1 - Wasnt trying to advise to avoid higher time frames. My understanding is the OP question was in regards to lower time frames.

2 - For less experienced traders I don’t advise shorting. Mainly to avoid whipsaw action, increased trade frequency, resulting higher odds of substantial drawdown. If good discipline is used…it is very hard to lose money at a higher rate than chance when you take a directional bias to your trade and that bias is wrong…because then you shouldnt have a trade on in the market. Also, of course the stock market has a built in edge of a historical uptrend and shorting is going against that bias.

Now, I don’t have anything against shorting and I do short… but I just believe MOST should avoid it until they have enough time behind the wheel. I think shorting is a different ball game in the stock market than going long. If you’re talking currencies, commodities, etc, etc. Well…have at it. Everyone needs to find their niche and everyone has their own particular strengths and weaknesses.

[quote]jp_dubya wrote:

[quote]dmaddox wrote:
Hate to brag but my mutual funds are up $8,000 for the past week. I probably have more money than you in the market, but just sayin. I personally am starting to take some money off the table, but you do not go against the FED when they keep pumping money into the market. I will probably keep 75% in the market.[/quote]
My “brag” was only about the little day trading I am doing. I am up just about as much as you for the month over all, 7.3.
I too am beginning to take things off the table. My dividend stocks I am looking to sell 15% or so in the money calls if and when this unbelievable rally starts to reverse or stall. I am at about 55% equity, with spot position trades here and there. Some option positions I grabbed my profits. I was fortunate enough to sell some calls against AAPL before the nosedive.
I have a friend that is trying to convince me to get into precious metals. Not funds, but actually taking possession of silver. Thinking about it.
Some good advice in here thusfar. Thanks all
[/quote]

My brag was just being sarcatic, but the numbers were true. I am 40% Stocks, 10% Cash, and 50% Real Estate. I bought silver at $10-16 an oz, and hoping to sell soon in the $30-40 range. Once the Fed stops printing money the precious metals are going to dive. They are up so much because people are afraid of inflation. I love my income producing Real Estate. About to buy a 60-100 unit apartment complex this year.

I’ve been wanting to come back to this thread for some time now, but haven’t had the time to do it justice.

First, my bona fides: trading for nearly 20 years, exchange member, spent most of my career on the trading floor and made the transition off-floor about 8 years ago, yada, yada, yada…

There’s a ton of information so I’ll try and give some basic background and I’d be happy to answer more specific questions you might have.

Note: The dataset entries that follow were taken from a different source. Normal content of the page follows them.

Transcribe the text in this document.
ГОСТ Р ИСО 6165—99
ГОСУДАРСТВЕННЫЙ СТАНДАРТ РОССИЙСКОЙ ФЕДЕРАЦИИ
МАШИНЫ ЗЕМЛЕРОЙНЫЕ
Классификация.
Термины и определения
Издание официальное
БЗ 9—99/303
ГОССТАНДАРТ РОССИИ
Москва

It sounds like what you’re interested in is short-term position trading. The term “day trading” is usually reserved for those who are trying to make trading (especially stocks) their vocation.

To be honest, the trading landscape absolutely sucks right now. Equity volatility is at 17 year lows, central banks are acting in concert to orchestrate lending rates, and most major currencies are range-bound. The case for actively trading individual issues is even worse. The advent of penny pricing and HFT’s have decimated the ranks of day traders who can no longer compete on speed or cost.

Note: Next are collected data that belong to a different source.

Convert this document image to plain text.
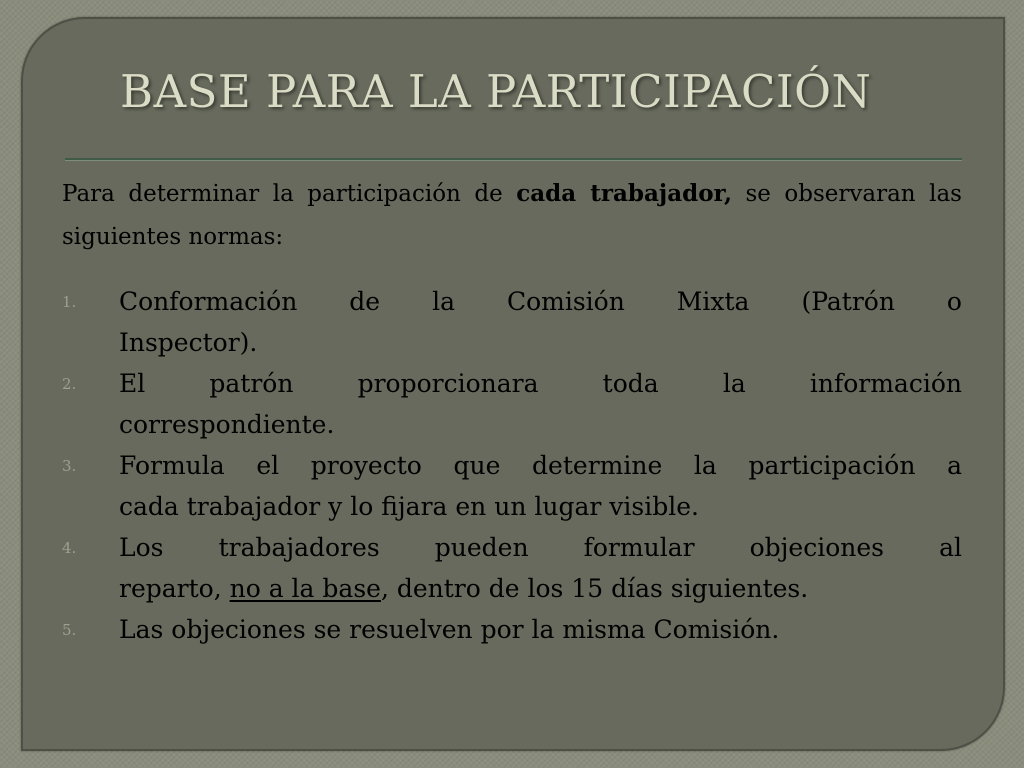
BASE PARA LA PARTICIPACIÓN

Para determinar la participación de cada trabajador, se observaran las siguientes normas:

1. Conformación de la Comisión Mixta (Patrón o
Inspector).
2. El patrón proporcionara toda la información
correspondiente.
3. Formula el proyecto que determine la participación a
cada trabajador y lo fijara en un lugar visible.
4. Los trabajadores pueden formular objeciones al
reparto, no a la base, dentro de los 15 días siguientes.
5. Las objeciones se resuelven por la misma Comisión.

That being said, if you really had some money set aside and wanted to risk it, I’d recommend trading the following futures products:

ES - Emini future on the SP index
Mini and micro FX futures
Physical commodity futures

All of these products off decent volatility, excellent liquidity, high levels of transparency, and protection of customer funds. You can easily find an online broker who will allow you to trade these products.

Regarding trading strategies, I’m often asked which indicators work. The truth is they all do, the problem is they may work for short periods of time before they no longer work and the signals are nearly nonexistent. Therefore, as others have said, money management becomes of utmost importance.

Let me know if you have any other questions.

Maybe the day traders here could tell us how profitable day trading is for them or in general and thus, if it’s worth it for newbies.